谢韫闻言后,不禁低低的哼笑了声,“没看出来,我夫人还挺聪慧的。”
“你这话是……”话音落下之际,顾晚吟眸含茫然的瞥向于他。
似是清楚自个儿在对方心中是形象,谢韫紧接着又道,“我这话可不是打趣,是真的在夸你。”
因为最初几次的相遇,顾晚吟总是颇为狼狈的出现在他的跟前,以至谢韫对她的印象,总是停留于此。
不过,谢韫心里很清楚,身边之人其实并不笨。
她曾经之所以会那样,只是因为她年岁小,心地太过良善,所以才会在对付旁人时,总会有所保留。
如此这般,其实是不好的,对待自己的仇敌手软心慈,就是在给将来的自己埋下隐患。
可经去岁在她祖母生辰宴上,她继母和妹妹意欲陷害她,毁了她的声誉和清白……他的夫人不仅没有落入陷阱,反却将她的继母和妹妹狠狠整治了一番。

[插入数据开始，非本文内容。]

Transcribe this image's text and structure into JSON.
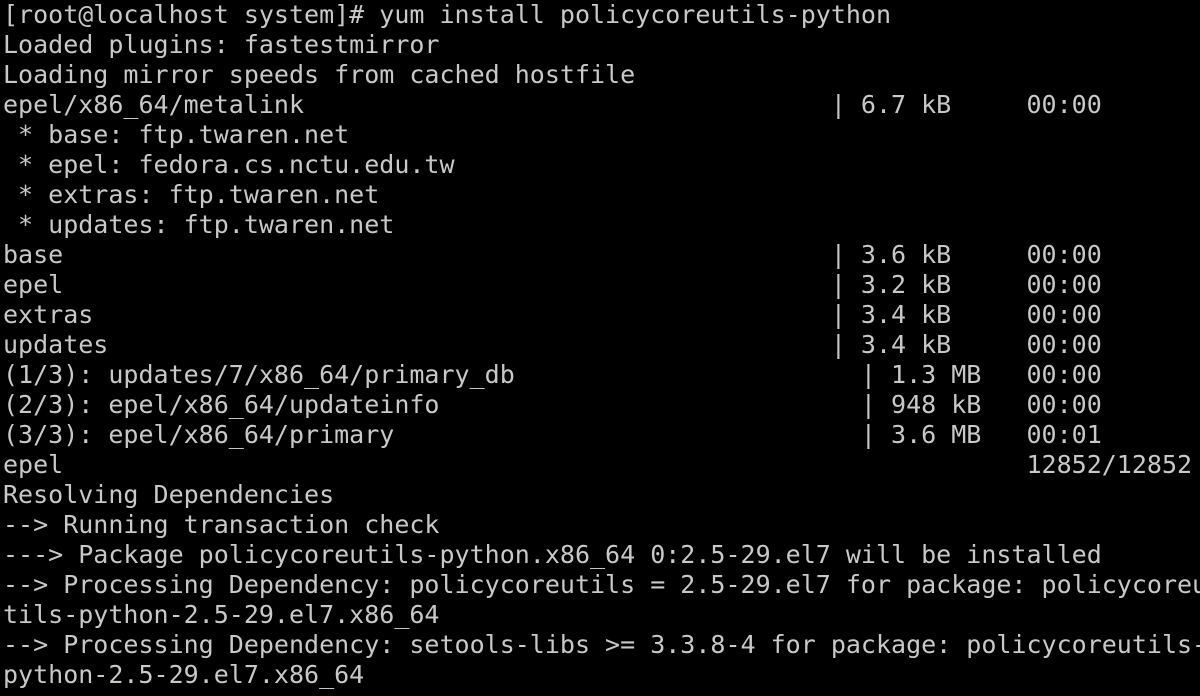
{
  "terminal": {
    "lines": [
      "[root@localhost system]# yum install policycoreutils-python",
      "Loaded plugins: fastestmirror",
      "Loading mirror speeds from cached hostfile",
      "epel/x86_64/metalink                                   | 6.7 kB     00:00",
      " * base: ftp.twaren.net",
      " * epel: fedora.cs.nctu.edu.tw",
      " * extras: ftp.twaren.net",
      " * updates: ftp.twaren.net",
      "base                                                   | 3.6 kB     00:00",
      "epel                                                   | 3.2 kB     00:00",
      "extras                                                 | 3.4 kB     00:00",
      "updates                                                | 3.4 kB     00:00",
      "(1/3): updates/7/x86_64/primary_db                       | 1.3 MB   00:00",
      "(2/3): epel/x86_64/updateinfo                            | 948 kB   00:00",
      "(3/3): epel/x86_64/primary                               | 3.6 MB   00:01",
      "epel                                                                12852/12852",
      "Resolving Dependencies",
      "--> Running transaction check",
      "---> Package policycoreutils-python.x86_64 0:2.5-29.el7 will be installed",
      "--> Processing Dependency: policycoreutils = 2.5-29.el7 for package: policycoreu",
      "tils-python-2.5-29.el7.x86_64",
      "--> Processing Dependency: setools-libs >= 3.3.8-4 for package: policycoreutils-",
      "python-2.5-29.el7.x86_64"
    ]
  }
}
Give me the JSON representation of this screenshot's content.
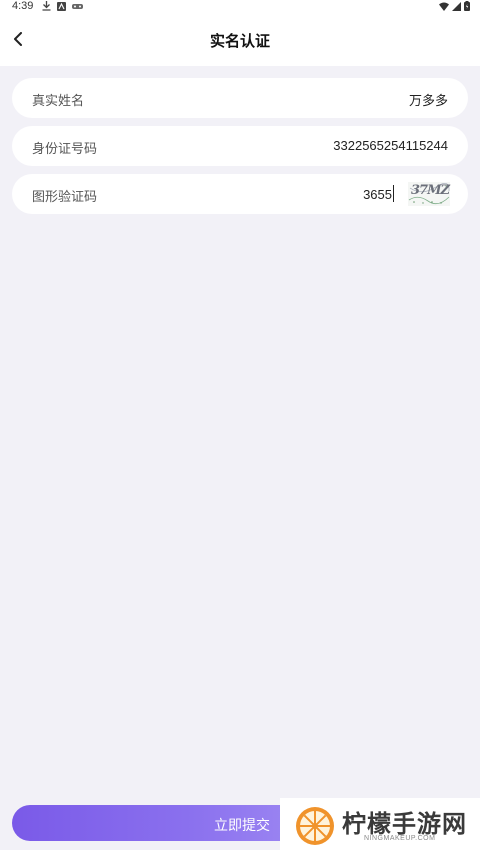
{
  "status_bar": {
    "time": "4:39",
    "left_icons": [
      "download-icon",
      "notification-a-icon",
      "notification-game-icon"
    ],
    "right_icons": [
      "wifi-icon",
      "signal-icon",
      "battery-icon"
    ]
  },
  "header": {
    "title": "实名认证",
    "back_icon": "chevron-left-icon"
  },
  "form": {
    "name_label": "真实姓名",
    "name_value": "万多多",
    "id_label": "身份证号码",
    "id_value": "3322565254115244",
    "captcha_label": "图形验证码",
    "captcha_value": "3655",
    "captcha_image_text": "37MZ"
  },
  "submit": {
    "label": "立即提交"
  },
  "watermark": {
    "text": "柠檬手游网",
    "subtext": "NINGMAKEUP.COM"
  },
  "colors": {
    "accent_start": "#7a5ae8",
    "accent_end": "#9c86f2",
    "background": "#f2f1f7",
    "card": "#ffffff"
  }
}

知晓此事后,谢韫很高兴,从前温和可亲的她很好,但能浑身带点儿细刺,不任人随意欺辱,自是更好。
谢韫稍思绪了下,而后出声回道,“是,外面是出了些事,牛瘟羊瘟可有听说过,境外的狄人部落,羊瘟爆发,死了不少牛羊。”
谢韫只简单说了几句,顾晚吟很快就从他的这些话里,大概清楚了此刻凉州正遇的问题。
窗外的雨,还在继续下着。
“会打起来吗?”淅淅沥沥的雨声之中,顾晚吟低声询问。
“你觉得,我会知道这些?”
谢韫听到这话,神色带有几分惊诧般,接而眉头微挑了一挑。
“你如今在府衙当差……我以为你会清楚一些。”
“若你觉得我说的有理,你可以试着听听……两边短期内是不会打起来的,即便真的打起来,也只会是小范围内发生冲突,狄人如今这般,不过就是想叫咱们大楚怕了他们。”
“嗯,我也如此认为。”
自十多年前,两边达成了协议过后,大楚就在边境办了榷场,以助两国之间正常经济文化交流。
顾晚吟知道,谢韫说的应是真的。
只是,她心里还是有些不安心,待听了谢韫的话后,她才放下心来。
“你……”
顾晚吟看身边人张了张x口,似要说些什么,却只说了一个“你”字就闭上了口。
“怎么了?”
凝向谢韫轻抿的薄唇,顾晚吟颇为疑惑的问道。
“只是有些好奇,你为何会这般信任于我?”
世人眼中,他纨绔浪荡,不思进取,可他眼前的这个女子,从他在西延山上初见开始,她便是对他表现出很信任的样子,她好似总觉得他无所不能。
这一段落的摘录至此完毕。